The government needs to revise its contract for ticket sales at Angkor Wat if it is to properly manage the increasing number of tourists visiting Cambodia, according to the director-general of Apsara Authority, the government agency that controls Cambodia tourist sites.
“We should evaluate the situation,” said Vann Molyvann.
Speaking at the International Coordinating Committee meeting on Tuesday, he specifically mentioned the government’s contract with oil giant Sokimex that allows the company to sell tickets to Angkor Wat. The deal allows the company to keep profits from ticket sales after it paid a one-time $1 million fee to Apsara.
Vann Molyvann said the several-year contract should be reworked by 2002. The controversial deal has come under little fire since it was approved by the Council of Ministers last year—until last week, when travel agents criticized both Sokimex and Apsara Authority for requiring tourists to provide a photograph when buying their already costly tickets into Angkor Wat.

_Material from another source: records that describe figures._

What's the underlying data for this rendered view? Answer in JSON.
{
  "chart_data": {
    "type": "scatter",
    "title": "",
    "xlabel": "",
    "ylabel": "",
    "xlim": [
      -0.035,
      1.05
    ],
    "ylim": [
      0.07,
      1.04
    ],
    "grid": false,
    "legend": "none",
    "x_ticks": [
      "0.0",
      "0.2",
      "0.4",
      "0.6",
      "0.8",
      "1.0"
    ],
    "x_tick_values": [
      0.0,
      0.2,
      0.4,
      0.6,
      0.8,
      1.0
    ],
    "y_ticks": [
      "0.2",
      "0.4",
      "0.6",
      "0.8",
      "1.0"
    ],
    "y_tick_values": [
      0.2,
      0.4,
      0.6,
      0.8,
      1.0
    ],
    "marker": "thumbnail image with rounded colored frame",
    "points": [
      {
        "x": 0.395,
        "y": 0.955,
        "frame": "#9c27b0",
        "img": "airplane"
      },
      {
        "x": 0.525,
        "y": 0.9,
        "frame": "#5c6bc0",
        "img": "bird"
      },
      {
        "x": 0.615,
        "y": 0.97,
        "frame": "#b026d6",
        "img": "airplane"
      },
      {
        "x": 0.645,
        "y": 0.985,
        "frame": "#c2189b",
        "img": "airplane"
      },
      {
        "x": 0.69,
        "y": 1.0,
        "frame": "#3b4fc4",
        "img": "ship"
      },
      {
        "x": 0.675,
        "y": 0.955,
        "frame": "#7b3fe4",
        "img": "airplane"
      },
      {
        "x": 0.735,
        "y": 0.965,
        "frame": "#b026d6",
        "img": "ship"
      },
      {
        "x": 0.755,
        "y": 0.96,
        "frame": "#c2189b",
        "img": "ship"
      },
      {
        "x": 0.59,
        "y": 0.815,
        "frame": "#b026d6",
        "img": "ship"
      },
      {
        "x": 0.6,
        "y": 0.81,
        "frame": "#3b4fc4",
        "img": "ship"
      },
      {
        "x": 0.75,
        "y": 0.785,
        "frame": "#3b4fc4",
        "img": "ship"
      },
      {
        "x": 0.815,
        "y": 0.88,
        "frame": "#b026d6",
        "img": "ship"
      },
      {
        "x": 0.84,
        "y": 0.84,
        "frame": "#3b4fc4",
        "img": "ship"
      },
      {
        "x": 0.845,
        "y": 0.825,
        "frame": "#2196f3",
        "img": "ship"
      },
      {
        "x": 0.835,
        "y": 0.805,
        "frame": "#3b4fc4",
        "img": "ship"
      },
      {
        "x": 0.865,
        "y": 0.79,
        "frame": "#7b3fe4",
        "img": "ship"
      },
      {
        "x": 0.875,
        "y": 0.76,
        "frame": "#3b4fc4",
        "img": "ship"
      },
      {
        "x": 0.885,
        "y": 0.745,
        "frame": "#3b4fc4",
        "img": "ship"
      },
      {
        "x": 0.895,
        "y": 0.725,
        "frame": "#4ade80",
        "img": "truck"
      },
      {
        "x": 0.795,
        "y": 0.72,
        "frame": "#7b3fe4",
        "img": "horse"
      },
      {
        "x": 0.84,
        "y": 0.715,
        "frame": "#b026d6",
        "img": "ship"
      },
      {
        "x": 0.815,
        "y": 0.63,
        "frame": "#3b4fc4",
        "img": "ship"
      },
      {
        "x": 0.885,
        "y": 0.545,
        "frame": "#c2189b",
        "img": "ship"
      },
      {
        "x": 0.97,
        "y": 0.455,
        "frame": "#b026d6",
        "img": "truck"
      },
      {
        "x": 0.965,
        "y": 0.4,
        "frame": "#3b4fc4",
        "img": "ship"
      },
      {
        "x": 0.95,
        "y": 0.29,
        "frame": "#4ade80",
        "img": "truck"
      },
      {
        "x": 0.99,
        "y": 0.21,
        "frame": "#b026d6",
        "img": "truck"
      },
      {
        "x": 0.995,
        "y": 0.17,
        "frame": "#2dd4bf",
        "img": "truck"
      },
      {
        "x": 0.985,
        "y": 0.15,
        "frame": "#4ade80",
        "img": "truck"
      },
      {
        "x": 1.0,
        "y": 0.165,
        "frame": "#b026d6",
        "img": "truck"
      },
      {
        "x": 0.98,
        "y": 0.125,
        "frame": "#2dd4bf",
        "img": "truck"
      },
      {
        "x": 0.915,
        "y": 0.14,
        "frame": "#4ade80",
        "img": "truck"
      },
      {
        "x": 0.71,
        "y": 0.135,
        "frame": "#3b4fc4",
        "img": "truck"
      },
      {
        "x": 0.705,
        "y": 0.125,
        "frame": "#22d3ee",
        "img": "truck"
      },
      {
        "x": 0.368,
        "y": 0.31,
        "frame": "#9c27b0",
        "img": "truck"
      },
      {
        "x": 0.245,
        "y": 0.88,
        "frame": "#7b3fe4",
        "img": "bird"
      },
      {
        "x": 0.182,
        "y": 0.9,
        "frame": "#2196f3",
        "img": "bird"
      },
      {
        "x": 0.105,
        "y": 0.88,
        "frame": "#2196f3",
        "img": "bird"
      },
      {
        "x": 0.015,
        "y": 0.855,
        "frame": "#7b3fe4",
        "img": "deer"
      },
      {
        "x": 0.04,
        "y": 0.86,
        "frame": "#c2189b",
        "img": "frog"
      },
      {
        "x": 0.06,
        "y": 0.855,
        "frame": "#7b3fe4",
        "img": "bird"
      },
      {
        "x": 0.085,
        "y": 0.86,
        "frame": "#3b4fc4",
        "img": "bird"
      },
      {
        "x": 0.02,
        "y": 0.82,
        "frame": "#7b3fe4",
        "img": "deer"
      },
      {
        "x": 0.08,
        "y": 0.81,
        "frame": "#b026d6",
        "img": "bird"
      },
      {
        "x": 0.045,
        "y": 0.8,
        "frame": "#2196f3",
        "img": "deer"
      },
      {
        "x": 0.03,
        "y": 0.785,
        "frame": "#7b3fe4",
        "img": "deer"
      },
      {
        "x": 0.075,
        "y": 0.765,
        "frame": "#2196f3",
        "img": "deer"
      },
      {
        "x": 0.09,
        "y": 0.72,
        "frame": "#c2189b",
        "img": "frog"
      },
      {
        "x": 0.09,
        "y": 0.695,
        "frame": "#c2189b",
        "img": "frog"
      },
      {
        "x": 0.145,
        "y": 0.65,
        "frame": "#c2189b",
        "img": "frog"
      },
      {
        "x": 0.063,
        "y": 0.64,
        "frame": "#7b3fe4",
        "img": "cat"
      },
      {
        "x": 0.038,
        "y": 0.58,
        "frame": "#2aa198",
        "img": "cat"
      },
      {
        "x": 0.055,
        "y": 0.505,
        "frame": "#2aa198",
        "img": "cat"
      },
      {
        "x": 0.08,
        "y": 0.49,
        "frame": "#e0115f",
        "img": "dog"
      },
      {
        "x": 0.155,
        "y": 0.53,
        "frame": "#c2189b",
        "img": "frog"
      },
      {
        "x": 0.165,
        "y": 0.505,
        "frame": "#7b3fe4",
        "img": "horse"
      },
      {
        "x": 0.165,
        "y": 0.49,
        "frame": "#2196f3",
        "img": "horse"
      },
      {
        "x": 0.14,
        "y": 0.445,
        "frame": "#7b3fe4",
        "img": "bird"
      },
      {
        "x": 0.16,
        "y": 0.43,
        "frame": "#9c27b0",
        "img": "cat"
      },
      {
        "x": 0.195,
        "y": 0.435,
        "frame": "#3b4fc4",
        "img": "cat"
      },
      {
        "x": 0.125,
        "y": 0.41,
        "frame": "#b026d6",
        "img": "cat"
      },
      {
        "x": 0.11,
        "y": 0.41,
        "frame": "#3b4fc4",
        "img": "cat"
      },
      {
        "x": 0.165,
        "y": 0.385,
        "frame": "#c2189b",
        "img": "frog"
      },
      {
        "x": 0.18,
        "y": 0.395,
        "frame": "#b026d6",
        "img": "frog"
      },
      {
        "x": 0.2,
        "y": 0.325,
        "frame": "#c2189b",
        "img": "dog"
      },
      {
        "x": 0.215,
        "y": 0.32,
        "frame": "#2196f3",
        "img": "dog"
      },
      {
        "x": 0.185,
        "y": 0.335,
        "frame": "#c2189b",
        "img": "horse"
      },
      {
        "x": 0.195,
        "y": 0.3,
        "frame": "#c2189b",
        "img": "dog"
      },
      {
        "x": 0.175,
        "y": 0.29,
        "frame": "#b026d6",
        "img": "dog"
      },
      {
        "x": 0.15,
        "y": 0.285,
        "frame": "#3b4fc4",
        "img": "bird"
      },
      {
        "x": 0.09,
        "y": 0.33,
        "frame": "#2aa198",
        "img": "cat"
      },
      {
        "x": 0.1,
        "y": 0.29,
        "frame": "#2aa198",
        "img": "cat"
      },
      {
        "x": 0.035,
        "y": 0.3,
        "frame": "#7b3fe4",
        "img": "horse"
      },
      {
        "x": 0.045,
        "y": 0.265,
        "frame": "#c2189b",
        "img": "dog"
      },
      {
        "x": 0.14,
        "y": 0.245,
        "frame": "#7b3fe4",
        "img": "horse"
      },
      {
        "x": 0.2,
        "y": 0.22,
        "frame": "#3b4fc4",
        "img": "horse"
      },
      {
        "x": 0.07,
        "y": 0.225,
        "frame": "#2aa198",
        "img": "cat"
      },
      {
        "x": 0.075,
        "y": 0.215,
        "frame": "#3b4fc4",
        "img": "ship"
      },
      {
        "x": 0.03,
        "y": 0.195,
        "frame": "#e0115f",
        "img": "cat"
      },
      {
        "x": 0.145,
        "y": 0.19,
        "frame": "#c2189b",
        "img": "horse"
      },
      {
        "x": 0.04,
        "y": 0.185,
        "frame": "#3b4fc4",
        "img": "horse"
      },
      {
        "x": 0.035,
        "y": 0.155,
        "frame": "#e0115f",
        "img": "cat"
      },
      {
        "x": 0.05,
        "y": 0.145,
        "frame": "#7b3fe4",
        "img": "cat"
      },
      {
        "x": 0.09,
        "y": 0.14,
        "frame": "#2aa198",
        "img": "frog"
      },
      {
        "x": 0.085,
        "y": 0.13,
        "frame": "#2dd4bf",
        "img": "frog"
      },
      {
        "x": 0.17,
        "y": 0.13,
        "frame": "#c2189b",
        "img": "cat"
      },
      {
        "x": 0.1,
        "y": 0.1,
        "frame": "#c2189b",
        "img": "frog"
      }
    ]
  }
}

The temples have been attracting more than 15,000 visitors per month at $20, $40 and $60 per ticket for one-day, three-day and one-week passes.
At Tuesday’s committee meeting, officials also stressed the need to balance this tourism surge against continuing conservation efforts. For instance, the sound vibrations made by proposed helicopter tours over the temple complex could affect the ancient temples, officials said.